OCR for your old printer/scanner

Modern printers can do OCR on your scans. But as we talked about last time, aren’t all printers or scanners modern.

We have a scrap computer that is (already) catching all E-mails on a badly configured local SMTP server, to then forward it to a well configured SMTP server that has TLS. Now we also want to do OCR on the scanned PDFs.

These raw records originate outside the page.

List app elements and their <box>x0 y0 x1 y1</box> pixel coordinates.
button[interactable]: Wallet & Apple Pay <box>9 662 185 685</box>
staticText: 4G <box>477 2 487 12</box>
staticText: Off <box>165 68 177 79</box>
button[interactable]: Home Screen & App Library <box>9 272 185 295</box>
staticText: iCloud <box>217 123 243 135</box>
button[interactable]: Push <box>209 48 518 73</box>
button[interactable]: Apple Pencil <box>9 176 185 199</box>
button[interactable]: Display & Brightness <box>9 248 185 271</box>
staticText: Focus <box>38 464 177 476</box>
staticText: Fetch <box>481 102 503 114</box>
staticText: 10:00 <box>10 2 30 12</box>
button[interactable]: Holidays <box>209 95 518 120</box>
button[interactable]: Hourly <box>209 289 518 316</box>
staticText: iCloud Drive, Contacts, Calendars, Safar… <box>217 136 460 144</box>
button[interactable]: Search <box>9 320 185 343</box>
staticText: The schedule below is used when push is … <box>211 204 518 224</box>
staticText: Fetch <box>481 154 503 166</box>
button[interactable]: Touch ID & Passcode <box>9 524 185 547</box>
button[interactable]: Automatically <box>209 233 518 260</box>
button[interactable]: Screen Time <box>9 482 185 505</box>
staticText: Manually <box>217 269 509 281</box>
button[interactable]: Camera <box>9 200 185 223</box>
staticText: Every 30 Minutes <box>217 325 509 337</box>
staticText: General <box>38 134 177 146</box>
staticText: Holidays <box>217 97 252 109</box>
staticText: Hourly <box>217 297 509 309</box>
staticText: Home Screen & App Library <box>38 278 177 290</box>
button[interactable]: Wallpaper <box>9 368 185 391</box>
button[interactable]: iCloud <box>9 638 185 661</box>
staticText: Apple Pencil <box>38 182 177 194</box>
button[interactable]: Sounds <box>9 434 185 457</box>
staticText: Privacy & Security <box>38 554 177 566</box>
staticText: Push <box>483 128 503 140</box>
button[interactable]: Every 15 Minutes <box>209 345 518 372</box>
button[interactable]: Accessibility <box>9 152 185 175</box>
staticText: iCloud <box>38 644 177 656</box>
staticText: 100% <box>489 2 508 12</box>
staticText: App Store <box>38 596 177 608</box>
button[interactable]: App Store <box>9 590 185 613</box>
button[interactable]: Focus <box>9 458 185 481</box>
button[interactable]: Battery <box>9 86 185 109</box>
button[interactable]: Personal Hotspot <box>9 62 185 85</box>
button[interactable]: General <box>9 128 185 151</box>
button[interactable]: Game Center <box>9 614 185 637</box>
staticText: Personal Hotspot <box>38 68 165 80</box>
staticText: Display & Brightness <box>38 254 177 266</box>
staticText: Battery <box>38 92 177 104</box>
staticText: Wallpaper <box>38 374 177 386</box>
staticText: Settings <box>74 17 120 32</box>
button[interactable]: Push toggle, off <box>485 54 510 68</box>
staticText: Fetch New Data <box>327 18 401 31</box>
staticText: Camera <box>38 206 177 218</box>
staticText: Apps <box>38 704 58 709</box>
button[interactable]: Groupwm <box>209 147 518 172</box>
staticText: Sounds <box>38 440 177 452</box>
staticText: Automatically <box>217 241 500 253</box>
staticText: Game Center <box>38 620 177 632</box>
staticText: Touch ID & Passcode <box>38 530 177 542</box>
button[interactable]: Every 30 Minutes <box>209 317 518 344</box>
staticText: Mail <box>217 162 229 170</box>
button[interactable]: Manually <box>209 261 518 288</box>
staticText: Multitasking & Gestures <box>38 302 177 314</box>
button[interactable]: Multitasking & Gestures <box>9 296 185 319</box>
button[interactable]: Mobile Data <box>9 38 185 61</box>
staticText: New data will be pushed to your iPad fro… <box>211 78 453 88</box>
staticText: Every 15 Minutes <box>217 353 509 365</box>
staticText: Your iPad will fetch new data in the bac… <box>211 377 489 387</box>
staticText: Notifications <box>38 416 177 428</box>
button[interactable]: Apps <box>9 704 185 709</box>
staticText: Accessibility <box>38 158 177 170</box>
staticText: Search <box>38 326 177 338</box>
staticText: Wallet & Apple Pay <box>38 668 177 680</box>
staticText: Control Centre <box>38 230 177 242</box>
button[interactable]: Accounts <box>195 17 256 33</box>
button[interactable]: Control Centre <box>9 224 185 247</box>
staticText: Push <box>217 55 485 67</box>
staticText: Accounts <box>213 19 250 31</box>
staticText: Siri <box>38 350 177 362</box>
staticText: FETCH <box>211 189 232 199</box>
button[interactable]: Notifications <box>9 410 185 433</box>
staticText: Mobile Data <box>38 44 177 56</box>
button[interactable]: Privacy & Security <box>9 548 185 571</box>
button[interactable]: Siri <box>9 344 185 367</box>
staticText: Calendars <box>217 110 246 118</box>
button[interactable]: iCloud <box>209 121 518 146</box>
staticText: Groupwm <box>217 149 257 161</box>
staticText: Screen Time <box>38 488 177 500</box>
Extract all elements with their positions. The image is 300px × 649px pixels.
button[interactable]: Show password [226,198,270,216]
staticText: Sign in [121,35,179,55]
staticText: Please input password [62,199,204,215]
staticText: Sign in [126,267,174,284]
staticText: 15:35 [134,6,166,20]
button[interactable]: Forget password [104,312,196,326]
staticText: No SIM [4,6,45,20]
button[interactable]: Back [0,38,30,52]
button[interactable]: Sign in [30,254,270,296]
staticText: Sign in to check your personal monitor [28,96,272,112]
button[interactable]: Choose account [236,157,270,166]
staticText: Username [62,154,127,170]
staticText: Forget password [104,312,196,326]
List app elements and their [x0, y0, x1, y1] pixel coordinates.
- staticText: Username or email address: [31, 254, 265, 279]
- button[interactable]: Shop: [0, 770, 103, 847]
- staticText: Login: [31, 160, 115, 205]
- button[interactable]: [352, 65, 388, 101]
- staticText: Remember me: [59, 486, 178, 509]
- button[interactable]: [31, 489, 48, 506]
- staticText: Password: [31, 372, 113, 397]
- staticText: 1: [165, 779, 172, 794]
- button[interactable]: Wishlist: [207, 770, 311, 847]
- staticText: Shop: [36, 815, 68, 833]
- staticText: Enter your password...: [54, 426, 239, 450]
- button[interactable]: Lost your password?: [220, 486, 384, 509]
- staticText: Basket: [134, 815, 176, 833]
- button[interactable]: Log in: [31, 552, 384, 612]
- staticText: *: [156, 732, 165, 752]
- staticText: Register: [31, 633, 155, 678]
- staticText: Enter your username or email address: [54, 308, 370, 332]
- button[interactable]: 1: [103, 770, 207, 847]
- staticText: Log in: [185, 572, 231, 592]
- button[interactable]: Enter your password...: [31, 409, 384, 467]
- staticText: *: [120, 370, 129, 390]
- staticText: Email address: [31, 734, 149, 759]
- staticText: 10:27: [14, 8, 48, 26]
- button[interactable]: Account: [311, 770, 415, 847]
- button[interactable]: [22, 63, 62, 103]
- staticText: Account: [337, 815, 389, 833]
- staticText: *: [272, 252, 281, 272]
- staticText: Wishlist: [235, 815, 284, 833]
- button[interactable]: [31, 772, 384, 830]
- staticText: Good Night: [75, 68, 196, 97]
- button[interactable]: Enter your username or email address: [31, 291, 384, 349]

My printer has a so called Network Scan function that scans to a SMB file share (that’s a Windows share). The scrap computer is configured to share /var/scan using Samba as ‘share’, of course. The printer is configured to use that share. Note that you might need in smb.conf this for very old printers:

client min protocol = LANMAN1
server min protocol = LANMAN1
client lanman auth = yes
client ntlmv2 auth = no
client plaintext auth = yes
ntlm auth = yes
security = share

And of course also something like this:

[scan]
path = /var/scan
writable = yes
browsable = yes
guest ok = yes
public = yes
create mask = 0777

First install software: apt-get install ocrmypdf inotify-tools screen bash

We need a script to perform OCR scan on a PDF. We’ll here use it in another script that monitors /var/scan for changes. Later in another post I’ll explain how to use it from Postfix’s master.cf on the attachments of an E-mail. Here is /usr/local/bin/fixpdf.sh:

! /bin/sh
a=$1
TMP=`mktemp -d -t XXXXX`
DIR=/var/scan
mkdir -p $DIR/ocr
cd $DIR
TIMESTAMP=`stat -c %Y "$a"`
ocrmypdf --force-ocr "$a" "$TMP/OCR-$a"
mv -f "$TMP/OCR-$a" "$DIR/ocr/$TIMESTAMP-$a"
chmod 777 "$DIR/ocr/$TIMESTAMP-$a"
cd /tmp
rm -rf $TMP

Note that I prepend the filename with a timestamp. That’s because my printer has no way to give the scanned files a good filename that I can use for my archiving purposes. You can of course do this different.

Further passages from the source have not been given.